Mr Jenrick added: “We are now going to move into a period where there won’t be legal restrictions – the state won’t be telling you what to do – but you will want to exercise a degree of personal responsibility and judgement,” he said.

Prof Stephen Powis, NHS England’s medical director, said the link between coronavirus infections, hospitalisations and deaths had not been totally broken as there were people in hospital who had been vaccinated.

“But it’s severely weakened,” he said.

Prof Powis said if some people continued to wear face masks in certain circumstances, such as crowded places, then “that’s not necessarily a bad thing”. “Those habits to reduce infections are a good thing to keep,” he added.

Writing in the Mail on Sunday, Health Secretary Sajid Javid said there was a compelling argument that easing Covid restrictions was needed for the country’s health.

He said while the steps taken had saved countless lives, rules had caused a shocking rise in domestic violence and a terrible impact on mental health.

We need to learn to live with Covid, he added, acknowledging that “cases are going to rise significantly”.

Mr Javid said: “The economic arguments for opening up are well known, but for me, the health arguments are equally compelling.

“Rules that we have had to put in place have caused a shocking rise in domestic violence and a terrible impact on so many people’s mental health,” he added.

He said England was on track to meet the fourth and final stage of lockdown lifting – but the government had to be honest with people about the fact that “we cannot eliminate Covid”.

“We also need to be clear that cases are going to rise significantly. I know many people will be cautious about the easing of restrictions – that’s completely understandable.

“But no date we choose will ever come without risk, so we have to take a broad and balanced view. We are going to have to learn to accept the existence of Covid and find ways to cope with it – just as we already do with flu.”

Mr Javid warned the backlog facing the NHS would get “far worse before it gets better”, as millions of people had avoided coming forward for healthcare during the pandemic.

“We protected the NHS to make sure it was there for everyone who needed care. The steps we took saved countless lives but also led to the build-up of a vast ‘elective’ backlog – checks, appointments and treatments for all the less urgent, but often just as important, health issues.”

Health Secretary Sajid Javid adjusts his face mask as he leaves Downing Street

image copyrightReuters

A further 24,885 Covid cases and 18 deaths within 28 days of a positive test were recorded in the UK on Saturday.

The BMA said that the number of people admitted to hospitals in England with Covid-19 had risen by 55% in a week.

Dr Chaand Nagpaul, BMA council chairman, called the jump in cases alarming – fuelled by the spread of the Delta variant and increased social mixing.

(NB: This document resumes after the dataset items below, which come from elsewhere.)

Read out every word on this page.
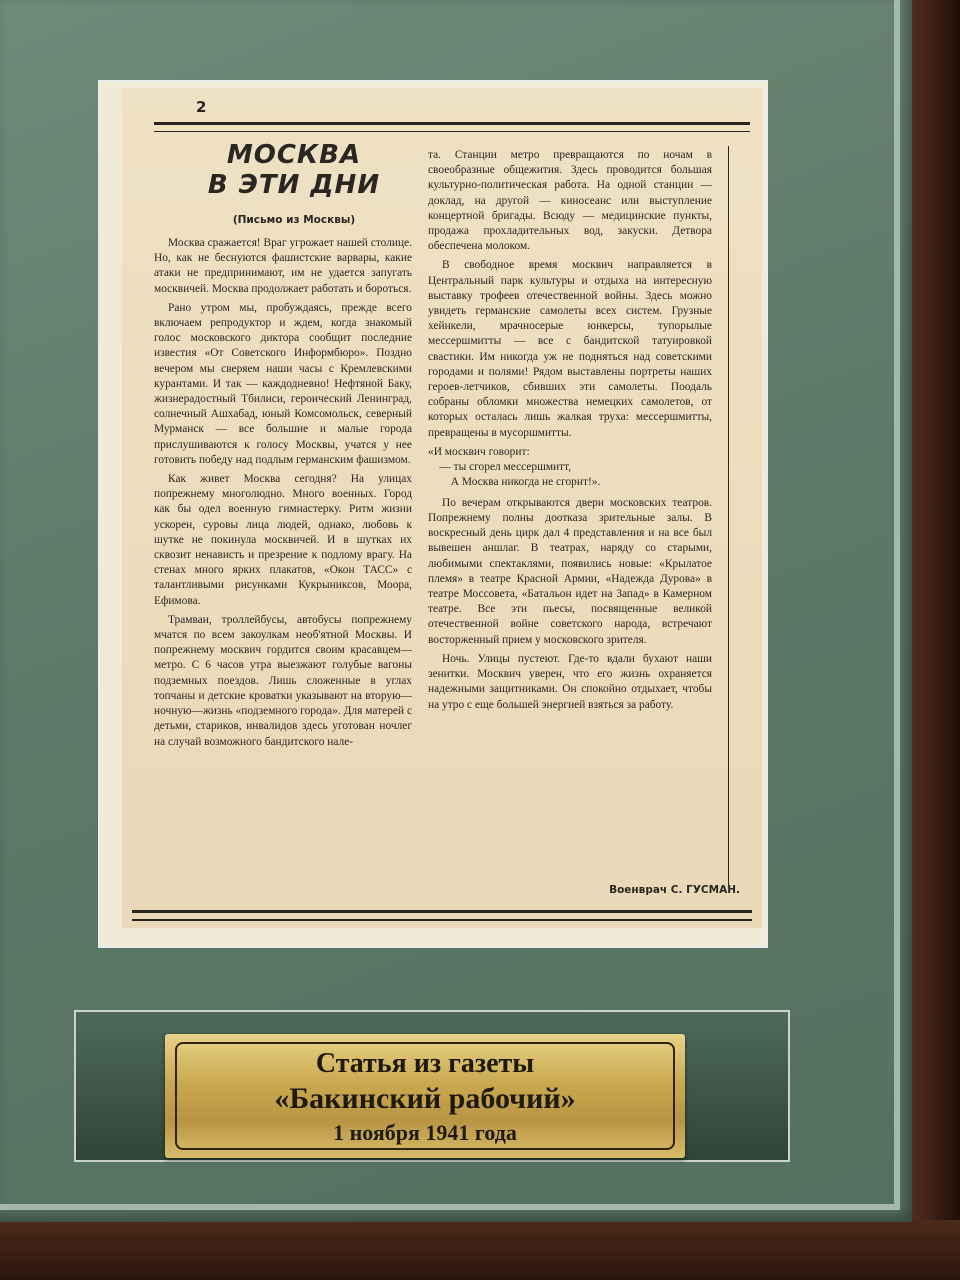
2
МОСКВА
В ЭТИ ДНИ
(Письмо из Москвы)

Москва сражается! Враг угрожает нашей столице. Но, как не беснуются фашистские варвары, какие атаки не предпринимают, им не удается запугать москвичей. Москва продолжает работать и бороться.

Рано утром мы, пробуждаясь, прежде всего включаем репродуктор и ждем, когда знакомый голос московского диктора сообщит последние известия «От Советского Информбюро». Поздно вечером мы сверяем наши часы с Кремлевскими курантами. И так — каждодневно! Нефтяной Баку, жизнерадостный Тбилиси, героический Ленинград, солнечный Ашхабад, юный Комсомольск, северный Мурманск — все большие и малые города прислушиваются к голосу Москвы, учатся у нее готовить победу над подлым германским фашизмом.

Как живет Москва сегодня? На улицах попрежнему многолюдно. Много военных. Город как бы одел военную гимнастерку. Ритм жизни ускорен, суровы лица людей, однако, любовь к шутке не покинула москвичей. И в шутках их сквозит ненависть и презрение к подлому врагу. На стенах много ярких плакатов, «Окон ТАСС» с талантливыми рисунками Кукрыниксов, Моора, Ефимова.

Трамваи, троллейбусы, автобусы попрежнему мчатся по всем закоулкам необ'ятной Москвы. И попрежнему москвич гордится своим красавцем—метро. С 6 часов утра выезжают голубые вагоны подземных поездов. Лишь сложенные в углах топчаны и детские кроватки указывают на вторую—ночную—жизнь «подземного города». Для матерей с детьми, стариков, инвалидов здесь уготован ночлег на случай возможного бандитского нале-

та. Станции метро превращаются по ночам в своеобразные общежития. Здесь проводится большая культурно-политическая работа. На одной станции — доклад, на другой — киносеанс или выступление концертной бригады. Всюду — медицинские пункты, продажа прохладительных вод, закуски. Детвора обеспечена молоком.

В свободное время москвич направляется в Центральный парк культуры и отдыха на интересную выставку трофеев отечественной войны. Здесь можно увидеть германские самолеты всех систем. Грузные хейнкели, мрачноcерые юнкерсы, тупорылые мессершмитты — все с бандитской татуировкой свастики. Им никогда уж не подняться над советскими городами и полями! Рядом выставлены портреты наших героев-летчиков, сбивших эти самолеты. Поодаль собраны обломки множества немецких самолетов, от которых осталась лишь жалкая труха: мессершмитты, превращены в мусоршмитты.

«И москвич говорит:
— ты сгорел мессершмитт,
А Москва никогда не сгорит!».

По вечерам открываются двери московских театров. Попрежнему полны доотказа зрительные залы. В воскресный день цирк дал 4 представления и на все был вывешен аншлаг. В театрах, наряду со старыми, любимыми спектаклями, появились новые: «Крылатое племя» в театре Красной Армии, «Надежда Дурова» в театре Моссовета, «Батальон идет на Запад» в Камерном театре. Все эти пьесы, посвященные великой отечественной войне советского народа, встречают восторженный прием у московского зрителя.

Ночь. Улицы пустеют. Где-то вдали бухают наши зенитки. Москвич уверен, что его жизнь охраняется надежными защитниками. Он спокойно отдыхает, чтобы на утро с еще большей энергией взяться за работу.

Военврач С. ГУСМАН.
Статья из газеты
«Бакинский рабочий»
1 ноября 1941 года
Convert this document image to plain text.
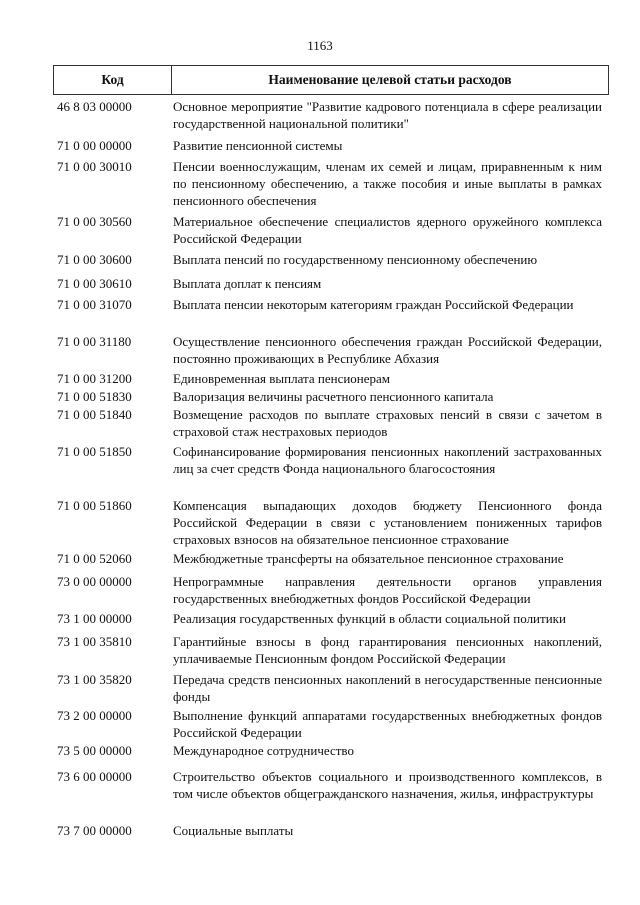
1163
Код	Наименование целевой статьи расходов
46 8 03 00000	Основное мероприятие "Развитие кадрового потенциала в сфере реализации государственной национальной политики"
71 0 00 00000	Развитие пенсионной системы
71 0 00 30010	Пенсии военнослужащим, членам их семей и лицам, приравненным к ним по пенсионному обеспечению, а также пособия и иные выплаты в рамках пенсионного обеспечения
71 0 00 30560	Материальное обеспечение специалистов ядерного оружейного комплекса Российской Федерации
71 0 00 30600	Выплата пенсий по государственному пенсионному обеспечению
71 0 00 30610	Выплата доплат к пенсиям
71 0 00 31070	Выплата пенсии некоторым категориям граждан Российской Федерации
71 0 00 31180	Осуществление пенсионного обеспечения граждан Российской Федерации, постоянно проживающих в Республике Абхазия
71 0 00 31200	Единовременная выплата пенсионерам
71 0 00 51830	Валоризация величины расчетного пенсионного капитала
71 0 00 51840	Возмещение расходов по выплате страховых пенсий в связи с зачетом в страховой стаж нестраховых периодов
71 0 00 51850	Софинансирование формирования пенсионных накоплений застрахованных лиц за счет средств Фонда национального благосостояния
71 0 00 51860	Компенсация выпадающих доходов бюджету Пенсионного фонда Российской Федерации в связи с установлением пониженных тарифов страховых взносов на обязательное пенсионное страхование
71 0 00 52060	Межбюджетные трансферты на обязательное пенсионное страхование
73 0 00 00000	Непрограммные направления деятельности органов управления государственных внебюджетных фондов Российской Федерации
73 1 00 00000	Реализация государственных функций в области социальной политики
73 1 00 35810	Гарантийные взносы в фонд гарантирования пенсионных накоплений, уплачиваемые Пенсионным фондом Российской Федерации
73 1 00 35820	Передача средств пенсионных накоплений в негосударственные пенсионные фонды
73 2 00 00000	Выполнение функций аппаратами государственных внебюджетных фондов Российской Федерации
73 5 00 00000	Международное сотрудничество
73 6 00 00000	Строительство объектов социального и производственного комплексов, в том числе объектов общегражданского назначения, жилья, инфраструктуры
73 7 00 00000	Социальные выплаты
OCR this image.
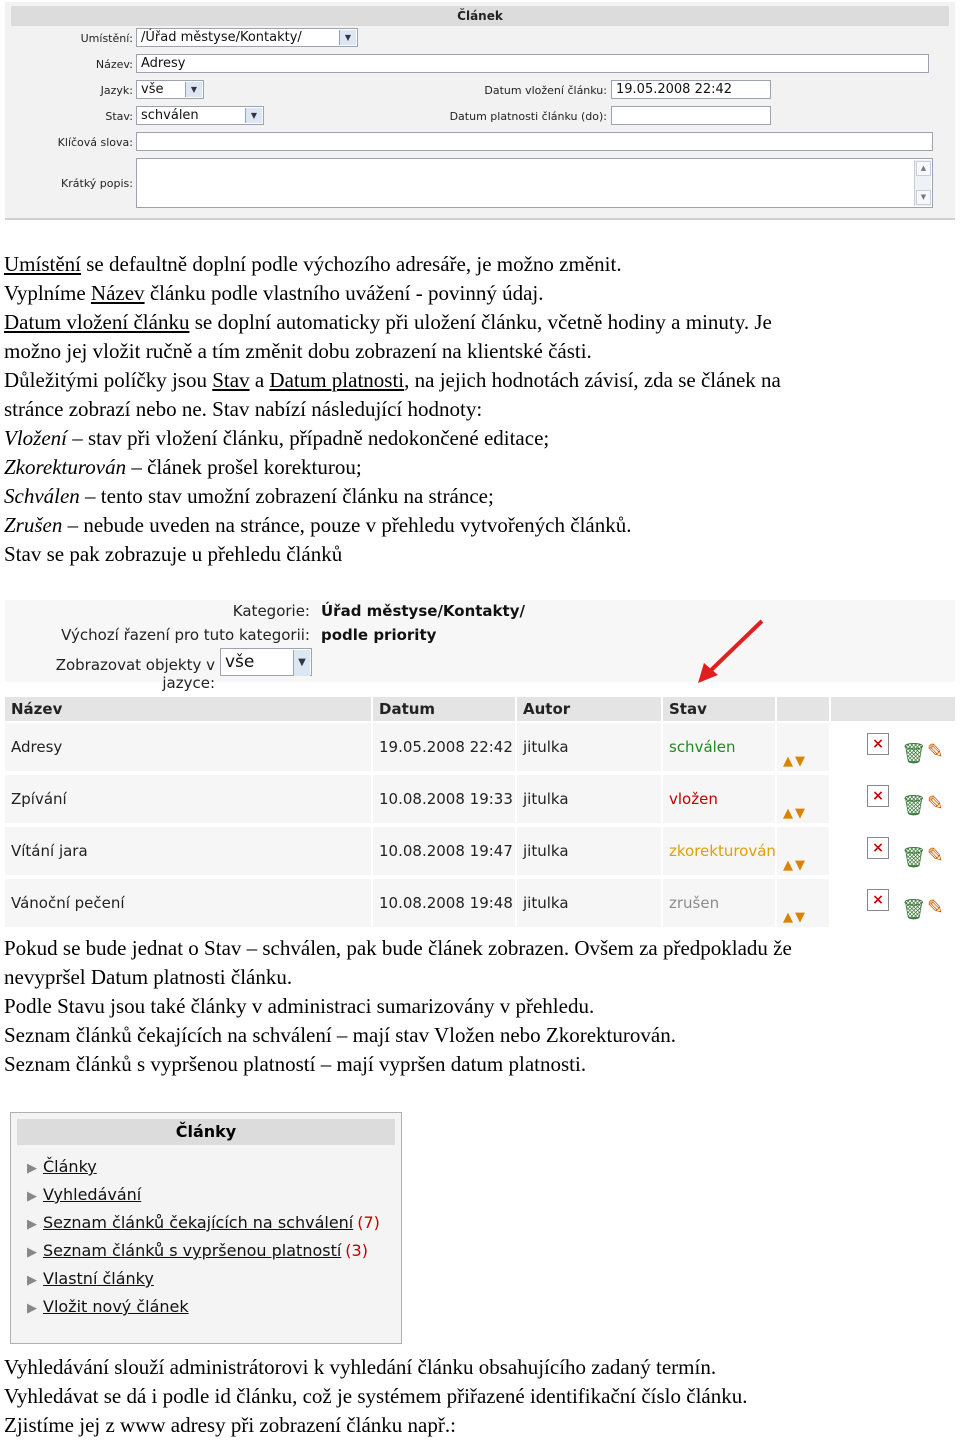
Článek
Umístění: /Úřad městyse/Kontakty/	▼
Název: Adresy
Jazyk: vše	▼
Stav: schválen	▼
Datum vložení článku: 19.05.2008 22:42
Datum platnosti článku (do):
Klíčová slova:
Krátký popis:
▲
▼
Umístění se defaultně doplní podle výchozího adresáře, je možno změnit.
Vyplníme Název článku podle vlastního uvážení - povinný údaj.
Datum vložení článku se doplní automaticky při uložení článku, včetně hodiny a minuty. Je
možno jej vložit ručně a tím změnit dobu zobrazení na klientské části.
Důležitými políčky jsou Stav a Datum platnosti, na jejich hodnotách závisí, zda se článek na
stránce zobrazí nebo ne. Stav nabízí následující hodnoty:
Vložení – stav při vložení článku, případně nedokončené editace;
Zkorekturován – článek prošel korekturou;
Schválen – tento stav umožní zobrazení článku na stránce;
Zrušen – nebude uveden na stránce, pouze v přehledu vytvořených článků.
Stav se pak zobrazuje u přehledu článků
Kategorie: Úřad městyse/Kontakty/
Výchozí řazení pro tuto kategorii: podle priority
Zobrazovat objekty v jazyce:
vše	▼
Název	Datum	Autor	Stav
Adresy	19.05.2008 22:42 jitulka	schválen
▲▼
× 🗑 ✎
Zpívání	10.08.2008 19:33 jitulka	vložen
▲▼
× 🗑 ✎
Vítání jara	10.08.2008 19:47 jitulka	zkorekturován
▲▼
× 🗑 ✎
Vánoční pečení	10.08.2008 19:48 jitulka	zrušen
▲▼
× 🗑 ✎
Pokud se bude jednat o Stav – schválen, pak bude článek zobrazen. Ovšem za předpokladu že
nevypršel Datum platnosti článku.
Podle Stavu jsou také články v administraci sumarizovány v přehledu.
Seznam článků čekajících na schválení – mají stav Vložen nebo Zkorekturován.
Seznam článků s vypršenou platností – mají vypršen datum platnosti.
Články
▶ Články
▶ Vyhledávání
▶ Seznam článků čekajících na schválení (7)
▶ Seznam článků s vypršenou platností (3)
▶ Vlastní články
▶ Vložit nový článek
Vyhledávání slouží administrátorovi k vyhledání článku obsahujícího zadaný termín.
Vyhledávat se dá i podle id článku, což je systémem přiřazené identifikační číslo článku.
Zjistíme jej z www adresy při zobrazení článku např.:
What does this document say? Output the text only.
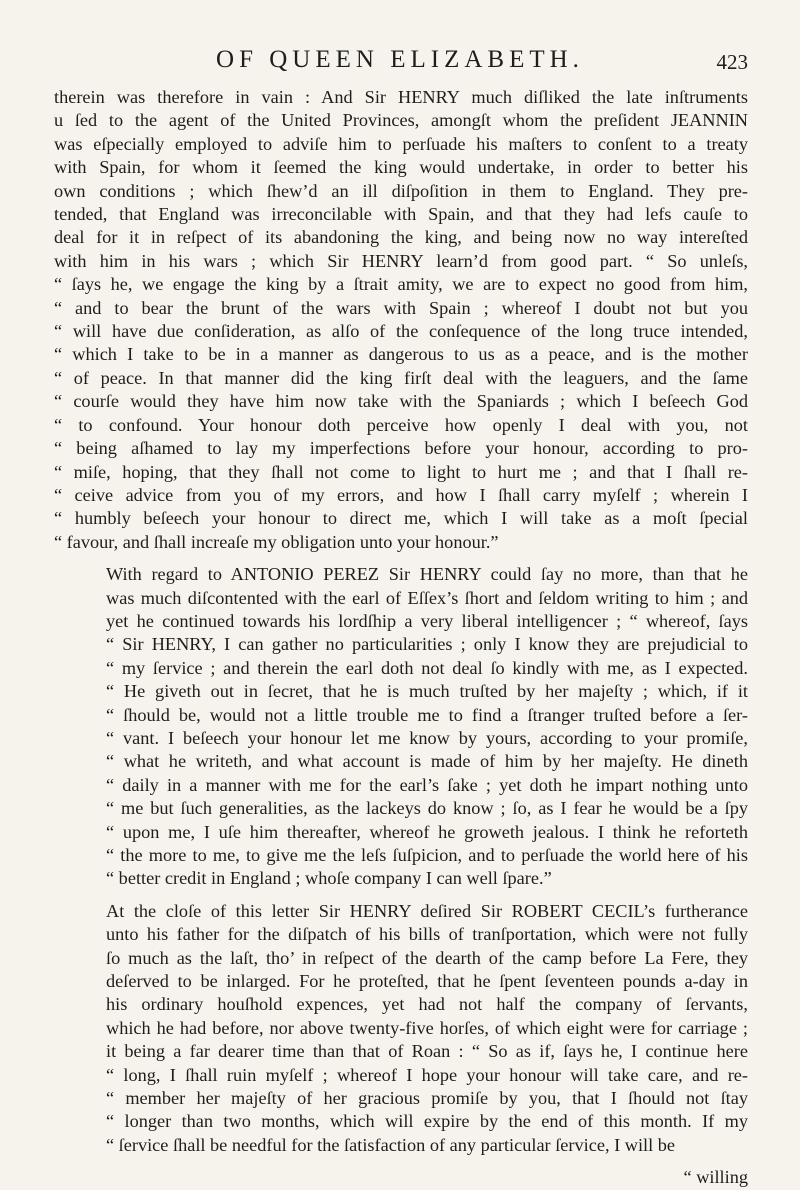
OF QUEEN ELIZABETH.	423
therein was therefore in vain : And Sir HENRY much diſliked the late inſtruments
u ſed to the agent of the United Provinces, amongſt whom the preſident JEANNIN
was eſpecially employed to adviſe him to perſuade his maſters to conſent to a treaty
with Spain, for whom it ſeemed the king would undertake, in order to better his
own conditions ; which ſhew’d an ill diſpoſition in them to England. They pre-
tended, that England was irreconcilable with Spain, and that they had lefs cauſe to
deal for it in reſpect of its abandoning the king, and being now no way intereſted
with him in his wars ; which Sir HENRY learn’d from good part. “ So unleſs,
“ ſays he, we engage the king by a ſtrait amity, we are to expect no good from him,
“ and to bear the brunt of the wars with Spain ; whereof I doubt not but you
“ will have due conſideration, as alſo of the conſequence of the long truce intended,
“ which I take to be in a manner as dangerous to us as a peace, and is the mother
“ of peace. In that manner did the king firſt deal with the leaguers, and the ſame
“ courſe would they have him now take with the Spaniards ; which I beſeech God
“ to confound. Your honour doth perceive how openly I deal with you, not
“ being aſhamed to lay my imperfections before your honour, according to pro-
“ miſe, hoping, that they ſhall not come to light to hurt me ; and that I ſhall re-
“ ceive advice from you of my errors, and how I ſhall carry myſelf ; wherein I
“ humbly beſeech your honour to direct me, which I will take as a moſt ſpecial
“ favour, and ſhall increaſe my obligation unto your honour.”
With regard to ANTONIO PEREZ Sir HENRY could ſay no more, than that he
was much diſcontented with the earl of Eſſex’s ſhort and ſeldom writing to him ; and
yet he continued towards his lordſhip a very liberal intelligencer ; “ whereof, ſays
“ Sir HENRY, I can gather no particularities ; only I know they are prejudicial to
“ my ſervice ; and therein the earl doth not deal ſo kindly with me, as I expected.
“ He giveth out in ſecret, that he is much truſted by her majeſty ; which, if it
“ ſhould be, would not a little trouble me to find a ſtranger truſted before a ſer-
“ vant. I beſeech your honour let me know by yours, according to your promiſe,
“ what he writeth, and what account is made of him by her majeſty. He dineth
“ daily in a manner with me for the earl’s ſake ; yet doth he impart nothing unto
“ me but ſuch generalities, as the lackeys do know ; ſo, as I fear he would be a ſpy
“ upon me, I uſe him thereafter, whereof he groweth jealous. I think he reforteth
“ the more to me, to give me the leſs ſuſpicion, and to perſuade the world here of his
“ better credit in England ; whoſe company I can well ſpare.”
At the cloſe of this letter Sir HENRY deſired Sir ROBERT CECIL’s furtherance
unto his father for the diſpatch of his bills of tranſportation, which were not fully
ſo much as the laſt, tho’ in reſpect of the dearth of the camp before La Fere, they
deſerved to be inlarged. For he proteſted, that he ſpent ſeventeen pounds a-day in
his ordinary houſhold expences, yet had not half the company of ſervants,
which he had before, nor above twenty-five horſes, of which eight were for carriage ;
it being a far dearer time than that of Roan : “ So as if, ſays he, I continue here
“ long, I ſhall ruin myſelf ; whereof I hope your honour will take care, and re-
“ member her majeſty of her gracious promiſe by you, that I ſhould not ſtay
“ longer than two months, which will expire by the end of this month. If my
“ ſervice ſhall be needful for the ſatisfaction of any particular ſervice, I will be
“ willing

“It makes no sense to remove restrictions in their entirety in just over two weeks’ time,” Dr Nagpaul said.

The BMA called for the continued use of face masks and new ventilation standards, among other measures.

Meanwhile, a psychologist warned that letting fully vaccinated people avoid measures such as self-isolation risked a “loss of compliance” more generally.

Prof Robert West said the move – which ministers are said to be considering for after restrictions end in England – could breed resentment and encourage those without both jabs to ignore the rules.

Scotland, Wales and Northern Ireland are in charge of their own coronavirus rules. On face masks and other measures, the Westminster government is working with counterparts in the other nations on a UK-wide approach.

Mr Jenrick said on Sunday he would like the whole union to move as one.